Resulta contradictorio que sea en México, la tierra y nación más fértil para Wojtyla, donde surgen muchas dudas y reproches a su beatificación. Sin duda, en el caso Maciel resulta hasta ridículo el argumento del desconocimiento y engaño siniestro hacia el Papa. Recordemos que en nuestro país Juan Pablo II tuvo una plataforma de lanzamiento mundial, las imágenes marcaron su pontificado: la multitud entregada al pontífice. Aquí descubre y desarrolla su fórmula de Papa viajero, que convoca a muchedumbres y convive con desenfado la diversidad de las culturas. Da la impresión que no gobierna a la Iglesia en Roma, sino desde sus viajes incide en las circunstancias locales, porque se convierte en un actor protagónico en las plazas que visita y posiciona con energía las agendas de las iglesias locales con perspectiva pontifical.

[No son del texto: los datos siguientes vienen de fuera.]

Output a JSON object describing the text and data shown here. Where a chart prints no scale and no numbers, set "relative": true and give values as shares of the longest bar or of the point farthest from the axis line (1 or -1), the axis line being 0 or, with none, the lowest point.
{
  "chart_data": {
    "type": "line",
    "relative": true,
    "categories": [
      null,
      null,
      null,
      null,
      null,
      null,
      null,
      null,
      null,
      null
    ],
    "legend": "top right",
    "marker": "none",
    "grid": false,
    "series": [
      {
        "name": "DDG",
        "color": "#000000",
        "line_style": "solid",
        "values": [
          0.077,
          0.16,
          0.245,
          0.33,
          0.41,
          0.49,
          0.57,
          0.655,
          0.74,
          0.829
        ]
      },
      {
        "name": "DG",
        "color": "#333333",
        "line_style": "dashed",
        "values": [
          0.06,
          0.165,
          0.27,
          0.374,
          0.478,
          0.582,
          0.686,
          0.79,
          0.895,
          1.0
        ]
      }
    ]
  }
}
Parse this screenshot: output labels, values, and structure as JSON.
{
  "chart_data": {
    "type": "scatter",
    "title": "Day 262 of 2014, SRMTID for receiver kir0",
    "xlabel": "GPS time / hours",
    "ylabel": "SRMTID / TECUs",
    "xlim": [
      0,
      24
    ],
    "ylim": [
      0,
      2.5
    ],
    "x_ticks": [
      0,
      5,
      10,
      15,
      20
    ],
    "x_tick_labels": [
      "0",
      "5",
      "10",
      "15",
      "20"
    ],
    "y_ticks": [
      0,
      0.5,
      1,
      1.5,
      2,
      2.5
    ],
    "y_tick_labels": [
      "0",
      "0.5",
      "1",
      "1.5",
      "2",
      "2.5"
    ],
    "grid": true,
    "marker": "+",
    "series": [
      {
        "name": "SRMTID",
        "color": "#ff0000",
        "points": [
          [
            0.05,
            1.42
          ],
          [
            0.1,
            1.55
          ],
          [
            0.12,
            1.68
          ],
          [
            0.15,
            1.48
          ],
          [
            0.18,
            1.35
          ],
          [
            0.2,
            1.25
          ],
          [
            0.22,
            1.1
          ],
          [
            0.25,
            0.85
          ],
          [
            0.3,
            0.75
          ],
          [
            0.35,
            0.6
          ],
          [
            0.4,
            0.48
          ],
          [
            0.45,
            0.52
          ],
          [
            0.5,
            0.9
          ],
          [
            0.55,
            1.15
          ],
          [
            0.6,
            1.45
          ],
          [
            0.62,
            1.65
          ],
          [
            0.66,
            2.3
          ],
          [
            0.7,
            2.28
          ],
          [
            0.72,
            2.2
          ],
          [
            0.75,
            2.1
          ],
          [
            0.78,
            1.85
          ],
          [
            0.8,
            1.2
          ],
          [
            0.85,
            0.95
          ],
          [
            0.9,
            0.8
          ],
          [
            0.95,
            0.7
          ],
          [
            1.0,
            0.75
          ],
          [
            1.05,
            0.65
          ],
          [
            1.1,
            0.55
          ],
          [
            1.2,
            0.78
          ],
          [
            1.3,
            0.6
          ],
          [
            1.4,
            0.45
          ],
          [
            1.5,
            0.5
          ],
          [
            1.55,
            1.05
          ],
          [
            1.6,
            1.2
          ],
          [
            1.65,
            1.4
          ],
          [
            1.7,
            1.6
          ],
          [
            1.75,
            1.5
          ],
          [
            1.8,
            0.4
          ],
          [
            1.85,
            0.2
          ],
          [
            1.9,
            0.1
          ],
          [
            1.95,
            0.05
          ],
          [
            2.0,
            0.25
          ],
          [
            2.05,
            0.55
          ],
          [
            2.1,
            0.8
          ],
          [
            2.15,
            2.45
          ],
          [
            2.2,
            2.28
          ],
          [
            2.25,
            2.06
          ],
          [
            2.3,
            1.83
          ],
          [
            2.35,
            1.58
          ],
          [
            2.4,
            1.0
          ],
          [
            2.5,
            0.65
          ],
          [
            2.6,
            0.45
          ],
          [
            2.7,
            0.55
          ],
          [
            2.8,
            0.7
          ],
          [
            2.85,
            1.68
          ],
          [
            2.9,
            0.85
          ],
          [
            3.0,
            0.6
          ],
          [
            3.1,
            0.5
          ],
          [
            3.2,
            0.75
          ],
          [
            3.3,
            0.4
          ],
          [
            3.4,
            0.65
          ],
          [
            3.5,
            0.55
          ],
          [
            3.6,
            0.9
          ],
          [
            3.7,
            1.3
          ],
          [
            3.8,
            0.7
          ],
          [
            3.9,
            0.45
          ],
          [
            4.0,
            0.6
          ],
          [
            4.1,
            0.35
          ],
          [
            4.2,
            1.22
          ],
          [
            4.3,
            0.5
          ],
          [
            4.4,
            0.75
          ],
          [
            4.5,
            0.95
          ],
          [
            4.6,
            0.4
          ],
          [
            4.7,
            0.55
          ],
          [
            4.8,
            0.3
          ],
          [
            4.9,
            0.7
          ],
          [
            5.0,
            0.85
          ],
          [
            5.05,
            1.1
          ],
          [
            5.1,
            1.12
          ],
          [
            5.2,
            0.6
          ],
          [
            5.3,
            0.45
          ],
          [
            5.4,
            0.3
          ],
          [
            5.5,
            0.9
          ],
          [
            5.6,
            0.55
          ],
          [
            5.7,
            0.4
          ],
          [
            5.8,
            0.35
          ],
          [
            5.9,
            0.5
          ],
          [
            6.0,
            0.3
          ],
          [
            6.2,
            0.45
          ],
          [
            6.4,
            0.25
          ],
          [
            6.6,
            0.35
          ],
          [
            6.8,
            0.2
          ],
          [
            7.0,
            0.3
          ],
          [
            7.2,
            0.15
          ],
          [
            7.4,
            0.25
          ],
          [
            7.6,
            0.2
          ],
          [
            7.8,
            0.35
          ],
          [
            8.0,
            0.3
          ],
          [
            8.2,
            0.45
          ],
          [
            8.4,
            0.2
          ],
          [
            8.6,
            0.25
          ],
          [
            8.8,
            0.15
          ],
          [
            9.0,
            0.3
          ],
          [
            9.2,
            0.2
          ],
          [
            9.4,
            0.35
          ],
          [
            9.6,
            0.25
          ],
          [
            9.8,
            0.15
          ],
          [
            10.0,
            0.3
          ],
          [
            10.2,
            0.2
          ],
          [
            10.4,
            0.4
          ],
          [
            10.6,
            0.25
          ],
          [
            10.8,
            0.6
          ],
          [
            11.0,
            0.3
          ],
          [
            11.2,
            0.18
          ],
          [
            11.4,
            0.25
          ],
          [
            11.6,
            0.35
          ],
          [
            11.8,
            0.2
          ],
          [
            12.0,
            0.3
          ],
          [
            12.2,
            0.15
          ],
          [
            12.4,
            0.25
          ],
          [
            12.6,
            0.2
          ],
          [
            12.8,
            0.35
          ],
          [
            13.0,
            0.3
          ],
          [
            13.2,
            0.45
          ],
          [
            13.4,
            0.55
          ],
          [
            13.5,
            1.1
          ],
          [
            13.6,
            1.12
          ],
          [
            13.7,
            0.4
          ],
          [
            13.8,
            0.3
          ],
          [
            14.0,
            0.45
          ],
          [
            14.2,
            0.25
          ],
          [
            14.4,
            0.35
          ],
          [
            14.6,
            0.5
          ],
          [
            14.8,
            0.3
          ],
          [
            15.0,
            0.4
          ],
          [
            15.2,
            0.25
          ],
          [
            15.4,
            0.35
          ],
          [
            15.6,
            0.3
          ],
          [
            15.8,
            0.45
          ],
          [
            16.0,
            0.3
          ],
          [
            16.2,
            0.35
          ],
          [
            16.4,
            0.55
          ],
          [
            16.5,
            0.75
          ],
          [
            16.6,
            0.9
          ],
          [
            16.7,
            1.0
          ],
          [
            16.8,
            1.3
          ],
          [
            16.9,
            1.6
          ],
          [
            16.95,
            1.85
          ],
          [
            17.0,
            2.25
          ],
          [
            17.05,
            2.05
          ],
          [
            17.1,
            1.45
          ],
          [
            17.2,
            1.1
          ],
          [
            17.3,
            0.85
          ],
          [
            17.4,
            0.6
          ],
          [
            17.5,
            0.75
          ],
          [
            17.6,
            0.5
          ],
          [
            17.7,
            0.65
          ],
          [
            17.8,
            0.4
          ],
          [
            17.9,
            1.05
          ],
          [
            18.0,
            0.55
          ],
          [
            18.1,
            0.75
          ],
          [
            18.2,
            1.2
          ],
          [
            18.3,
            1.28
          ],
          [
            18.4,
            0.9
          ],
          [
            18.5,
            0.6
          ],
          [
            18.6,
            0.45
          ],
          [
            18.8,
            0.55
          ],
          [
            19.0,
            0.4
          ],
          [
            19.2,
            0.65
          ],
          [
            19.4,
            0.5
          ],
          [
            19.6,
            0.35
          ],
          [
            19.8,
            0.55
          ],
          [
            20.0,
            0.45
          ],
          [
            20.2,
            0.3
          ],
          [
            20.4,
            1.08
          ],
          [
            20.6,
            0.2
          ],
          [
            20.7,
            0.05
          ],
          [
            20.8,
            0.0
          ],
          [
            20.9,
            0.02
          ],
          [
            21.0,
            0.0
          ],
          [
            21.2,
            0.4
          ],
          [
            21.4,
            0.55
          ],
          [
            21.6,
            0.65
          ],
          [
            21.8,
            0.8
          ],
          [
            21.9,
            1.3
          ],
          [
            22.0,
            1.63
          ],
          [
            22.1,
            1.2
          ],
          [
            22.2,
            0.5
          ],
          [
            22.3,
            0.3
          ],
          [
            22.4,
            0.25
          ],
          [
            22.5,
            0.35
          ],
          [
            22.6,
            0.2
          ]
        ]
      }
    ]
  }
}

Todos hemos sido testigos cómo la Iglesia en los años recientes ha perdido presencia internacional. Su autoridad moral se ha deteriorado y a Benedicto XVI se le percibe acosado por el fuego cruzado en las luchas palaciegas del Vaticano, llamado por él mismo enemigo interno
. Quizá la Iglesia católica quiera recuperar en medio de esta crisis parte del glamour, con la beatificación, de su pasado reciente aunque sea una ilusoria burbuja, recuperar ese triunfalismo de masas. Probablemente también, incida la vieja guardia curial de Juan Pablo II, que ante las amenazas y juicios críticos de encubrimiento y corrupción (Valentina Alazraki) haya empujado para protegerse. Por tanto, pretenden no sólo la beatificación del personaje, sino del pontificado. También cabe la hipótesis de que sea el propio Benedicto XVI quien quiera enviar una clara señal, con la beatificación, de continuidad. Fortalecer su rol, zarandeado por las tempestades mediáticas y crisis internas que han puesto en cuestión su mando. Legitimar pues, su anunciado proyecto de saneamiento, reforma de la curia, y sobre todo posicionamiento moderado frente al Concilio Vaticano II. Hay, como sabemos, sectores progresistas, muy disminuidos, que le reprochan haber abandonado los principios e inspiración conciliar (Hans Kung) y otros sectores teológicamente ultraconservadores que le presionan para que redacte una especie de Syllabus o colección de errores y abusos de interpretación del mítico espíritu conciliar. Las polémicas en torno a la beatificación de Juan Pablo II llevan a una reflexión más profunda y serena de su pontificado; a seis años de su muerte nos permite analizar con mayor claridad aciertos y yerros de un pontificado que, independientemente de sesgos, ha marcado profundamente la vida y la historia de la Iglesia católica contemporánea.